Констанс же, “бедная дорогая” Констанс, словно оправдывая свое имя[10], по-прежнему считает Оскара, как выразился лондонский таблоид, “центром своей вселенной”, в холодности мужа ругает себя — чем-то, значит, не угодила, чего-то не поняла. Как тут вновь не вспомнить лорда Генри, поучавшего еще неопытного Дориана Грея: “Женщины никогда не замечают, что занавес опустился. Им непременно подавай шестой акт! Они желают продолжать спектакль, когда всякий интерес к нему пропал…” Шестого акта в мелодраме “Бедная дорогая Констанс” не будет, интерес Уайльда к “спектаклю” пропал, Констанс, тем не менее, в письмах брату и подругам твердит, как же ей повезло в жизни и как они с Оскаром любят друг друга. Твердит так часто, что возникает некоторое подозрение: уж не начинает ли она сама в этом немного сомневаться?
“Прошла любовь, явилась муза”. В полном соответствии с этой пушкинской формулой, младшее поколение Уайльдов — как и старшее лет за тридцать до них — компенсирует оскудевшую личную и семейную жизнь жизнью светской, общественной, творческой.
Препоручив сыновей няне, Констанс, со свойственными ей пылом и упорством, из “домашней” жены преображается в деловую женщину, заводит светские и деловые связи.
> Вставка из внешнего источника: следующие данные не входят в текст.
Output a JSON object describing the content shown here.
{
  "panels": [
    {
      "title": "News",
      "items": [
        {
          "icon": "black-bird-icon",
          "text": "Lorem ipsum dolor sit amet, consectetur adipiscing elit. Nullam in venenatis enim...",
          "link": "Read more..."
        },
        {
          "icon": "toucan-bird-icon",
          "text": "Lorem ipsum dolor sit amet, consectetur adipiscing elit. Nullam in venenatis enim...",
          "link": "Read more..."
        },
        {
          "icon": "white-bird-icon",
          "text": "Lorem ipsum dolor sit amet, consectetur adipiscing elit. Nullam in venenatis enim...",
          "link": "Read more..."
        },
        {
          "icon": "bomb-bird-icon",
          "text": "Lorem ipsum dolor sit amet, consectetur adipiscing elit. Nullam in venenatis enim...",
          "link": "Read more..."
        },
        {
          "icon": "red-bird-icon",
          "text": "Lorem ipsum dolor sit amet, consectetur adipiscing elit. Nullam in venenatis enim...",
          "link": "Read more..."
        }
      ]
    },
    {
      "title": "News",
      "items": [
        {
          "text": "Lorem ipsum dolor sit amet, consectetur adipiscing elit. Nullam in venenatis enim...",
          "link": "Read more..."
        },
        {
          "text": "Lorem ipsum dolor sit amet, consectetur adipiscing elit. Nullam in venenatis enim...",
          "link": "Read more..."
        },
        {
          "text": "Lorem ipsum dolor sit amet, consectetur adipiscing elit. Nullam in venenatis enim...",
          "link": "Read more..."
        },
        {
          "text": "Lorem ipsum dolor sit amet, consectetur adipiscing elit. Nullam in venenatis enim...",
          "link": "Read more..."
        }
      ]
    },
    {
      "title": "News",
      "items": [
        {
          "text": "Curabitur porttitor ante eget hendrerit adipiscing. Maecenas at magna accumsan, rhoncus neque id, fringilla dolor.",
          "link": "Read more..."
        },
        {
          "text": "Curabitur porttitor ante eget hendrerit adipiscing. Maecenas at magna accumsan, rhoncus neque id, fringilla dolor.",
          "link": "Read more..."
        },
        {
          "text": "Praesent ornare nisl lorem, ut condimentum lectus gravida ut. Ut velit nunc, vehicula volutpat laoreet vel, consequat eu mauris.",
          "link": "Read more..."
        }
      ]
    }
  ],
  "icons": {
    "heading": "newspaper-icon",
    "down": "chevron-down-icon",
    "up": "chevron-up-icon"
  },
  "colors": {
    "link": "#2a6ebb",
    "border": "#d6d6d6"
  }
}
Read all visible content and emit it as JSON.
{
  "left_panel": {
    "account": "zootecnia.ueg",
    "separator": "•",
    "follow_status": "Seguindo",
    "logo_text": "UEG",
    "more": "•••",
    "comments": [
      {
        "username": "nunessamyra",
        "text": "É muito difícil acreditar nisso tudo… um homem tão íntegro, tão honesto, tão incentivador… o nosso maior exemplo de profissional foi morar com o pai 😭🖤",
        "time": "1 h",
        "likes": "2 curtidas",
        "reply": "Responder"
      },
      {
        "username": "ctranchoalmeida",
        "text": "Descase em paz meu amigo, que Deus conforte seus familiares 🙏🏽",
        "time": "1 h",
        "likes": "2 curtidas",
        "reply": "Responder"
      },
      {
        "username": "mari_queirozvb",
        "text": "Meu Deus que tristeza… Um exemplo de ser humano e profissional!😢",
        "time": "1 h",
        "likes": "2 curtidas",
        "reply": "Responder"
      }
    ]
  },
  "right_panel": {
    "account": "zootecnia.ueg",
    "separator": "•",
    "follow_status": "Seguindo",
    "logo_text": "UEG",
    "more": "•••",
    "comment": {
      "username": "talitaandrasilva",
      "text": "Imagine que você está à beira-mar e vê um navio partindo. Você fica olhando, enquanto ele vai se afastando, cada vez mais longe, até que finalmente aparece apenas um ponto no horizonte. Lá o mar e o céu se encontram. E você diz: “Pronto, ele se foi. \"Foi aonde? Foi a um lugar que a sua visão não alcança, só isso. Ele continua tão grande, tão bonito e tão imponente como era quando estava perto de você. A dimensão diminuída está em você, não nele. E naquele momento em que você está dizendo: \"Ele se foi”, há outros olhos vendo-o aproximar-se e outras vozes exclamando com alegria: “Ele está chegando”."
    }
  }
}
Устраивает пышные приемы, которые называет “домашними посиделками” (“at-homes”). Посиделки становятся популярными, а их хозяйка приобретает статус законодательницы мод, у нее берут многочисленные интервью, а в ноябре 1894 года популярный журнал “Сегодня”, который, кстати сказать, возглавлял тогда Джером Клапка Джером, публикует большой материал о вкусах миссис Уайльд, ее доме, детях, пристрастиях под броским названием: “Миссис Оскар Уайльд у себя дома”. Хозяин же особняка на Тайт-стрит “посиделками” пренебрегает. Чего не скажешь о его старшем брате: на каких только приемах, раутах и вечерах не бывал в поисках богатой невесты Уилли — в это время театральный критик авторитетного журнала “Ярмарка тщеславия”. И поиски увенчались успехом, увы, мимолетным: Констанс на одном из своих “эт-хоумс” свела его с богатой американкой, даром что мулаткой, вдовой крупного коммерсанта, оставившего жене неплохое наследство — несколько периодических изданий. Вскоре после знакомства состоялась свадьба, Оскар был приглашен, но демонстративно не явился, молодые отбыли за океан, но продлилось счастье недолго: миссис Фрэнк Лесли была не из тех, кто терпит безделье и пьянство супруга. Отправив Уилли восвояси без гроша за душой, она заявила репортерам: “От него не было толку ни днем, ни ночью”. Примечательно, что темнокожая миссис Лесли-Уайльд была старше Уилли на двадцать лет…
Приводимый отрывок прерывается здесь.